Setup is simple, quick and accurate. If you have longer boards to drill, you simply drill the lower holes, and then move the jig up on your wood, indexing the pin holes so that the spacing remains the same all the way up the board.

This system comes with everything you need, but over the years, I found that I needed different lengths of rods that this device uses to hold the brackets together. My buddy Dave came to the rescue, and had some extra rods made for me, in various lengths. Sweet.

Sure, it's a little pricey. But make a bookcase or two without it and you'll gladly spend the money. When I teach a class where we make bookcases, this device helps everyone look like expert woodworkers!

I set up the jig using some 1-2-3 blocks, ensuring that the jig is perfectly adjusted to fit my bookcase sides.
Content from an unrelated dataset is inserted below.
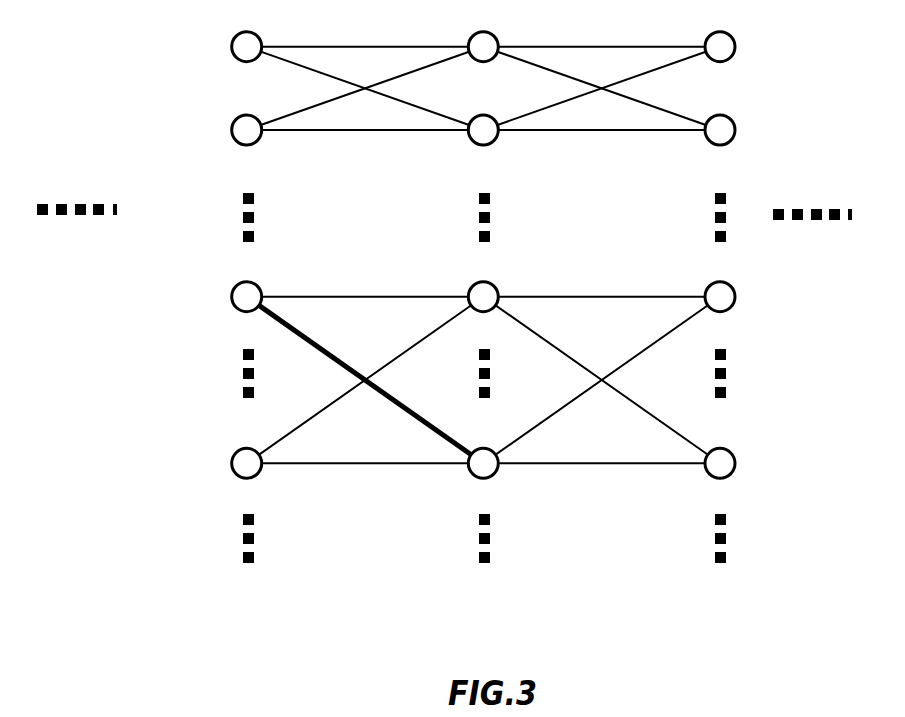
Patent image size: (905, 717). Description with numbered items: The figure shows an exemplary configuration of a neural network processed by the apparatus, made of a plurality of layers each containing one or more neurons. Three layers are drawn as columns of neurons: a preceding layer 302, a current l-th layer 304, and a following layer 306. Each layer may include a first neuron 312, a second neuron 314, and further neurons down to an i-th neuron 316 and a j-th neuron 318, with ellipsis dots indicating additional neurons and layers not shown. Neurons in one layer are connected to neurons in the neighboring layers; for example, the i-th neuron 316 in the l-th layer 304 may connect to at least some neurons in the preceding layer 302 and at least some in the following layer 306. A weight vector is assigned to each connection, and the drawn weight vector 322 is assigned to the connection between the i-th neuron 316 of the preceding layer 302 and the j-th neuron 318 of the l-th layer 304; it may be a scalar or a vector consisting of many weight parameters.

Here are the sides, with the jig spaced 5" up from the bottom edge.

The jig is also spaced 2" in from the edge.

See - no measuring. You can't screw up that way!

The real key is this bushing carrier - the red device sitting on the drilling bracket.

This carrier slips firmly over each hole you want to drill, and has a 1/4" bushing in it, which allows you to drill perfectly perpendicular into the wood. The drill bit has stop collar on it, so you can't drill too deeply and pop out the side of your wood.
But - as with all things wood - you always want to test that first.

Here I drilled a piece of scrap that is the same thickness as my cabinet wood.

Insert a shelf pin and check to see if the depth is right.


So everything is set up and ready to drill.

In this piece, I'm drilling holes for three shelves. I don't like the appearance of holes going all the way up the board. So I'll just drill a bank of four holes for each shelf.

I usually put some masking tape and mark the holes I'll be drilling.

It only took a couple of minutes to set this up and drill all the holes, and it sure helps with accuracy. Make sure you use a brad point drill bit, which cuts from the outside, for a very clean hole.

Click here to watch a short video of me using this jig.

Seriously, I could probably teach Stella how to set this up. Well, if I could get her to put her tennis ball down for a few minutes.